We can compute the y-standardized coefficients in Stata using the add-on command \(\mathtt{listcoef}\). We run into a slight problem, however, as listcoef only reports results to 3 decimal places. However, results from \(\mathtt{listcoef}\)’s calculations are stored after the command is run in a matrix called \(\mathtt{r(table)}\), and so we can use that to get the four significant digits we have been using in our earlier calculations.
. quietly logit middleupper educ [pweight=wtssall]
. listcoef, std
note: pweights not compatible with summarize; weights treated as aweights.
logit (N=22267): Unstandardized and standardized estimates
Observed SD: 0.4993
Latent SD: 1.9426
-------------------------------------------------------------------------------
| b z P>|z| bStdX bStdY bStdXY SDofX
-------------+-----------------------------------------------------------------
educ | 0.2336 34.515 0.000 0.696 0.120 0.358 2.979
constant | -3.3000 -34.574 0.000 . . . .
-------------------------------------------------------------------------------
. mat list r(table)
r(table)[2,7]
b z P>|z| bStdX bStdY bStdXY SDofX
educ .23357486 34.514975 4.78e-261 .69571051 .1202353 .35812484 2.9785334
constant -3.2999562 -34.573959 6.22e-262 . . . .
. quietly logit middleupper educ inc2010 [pweight=wtssall]
. listcoef, std
note: pweights not compatible with summarize; weights treated as aweights.

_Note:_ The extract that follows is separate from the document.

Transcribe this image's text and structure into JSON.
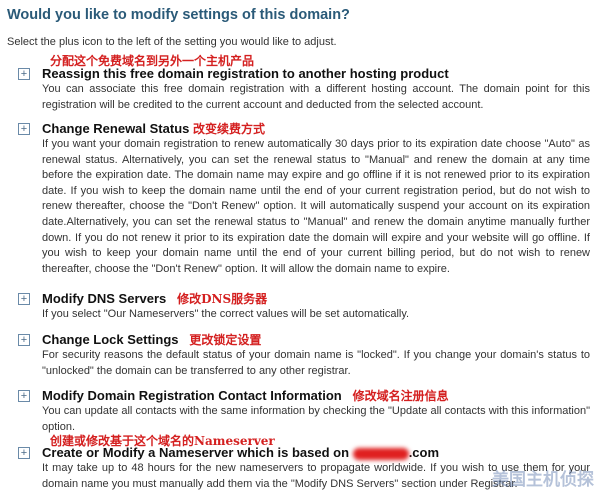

logit (N=22267): Unstandardized and standardized estimates
Observed SD: 0.4993
Latent SD: 2.1031
-------------------------------------------------------------------------------
| b z P>|z| bStdX bStdY bStdXY SDofX
-------------+-----------------------------------------------------------------
educ | 0.1532 21.539 0.000 0.456 0.073 0.217 2.979
inc2010 | 0.0112 26.868 0.000 0.807 0.005 0.384 72.049
constant | -2.9879 -31.422 0.000 . . . .
-------------------------------------------------------------------------------
. mat list r(table)
r(table)[3,7]
b z P>|z| bStdX bStdY bStdXY SDofX
educ .15317255 21.539081 6.70e-103 .45622954 .0728329 .21693522 2.9785334
inc2010 .01119957 26.868427 5.14e-159 .80691507 .00532535 .3836847 72.04877
constant -2.9878963 -31.422282 1.00e-216 . . . .
The \(\texttt{listcoef}\) output would lead us to calculate a change of .120 vs. .078, which is 35.0%. But, using the expanded precision from looking at more decimal places we get a difference of .12024 vs. .07283, or 39.4%.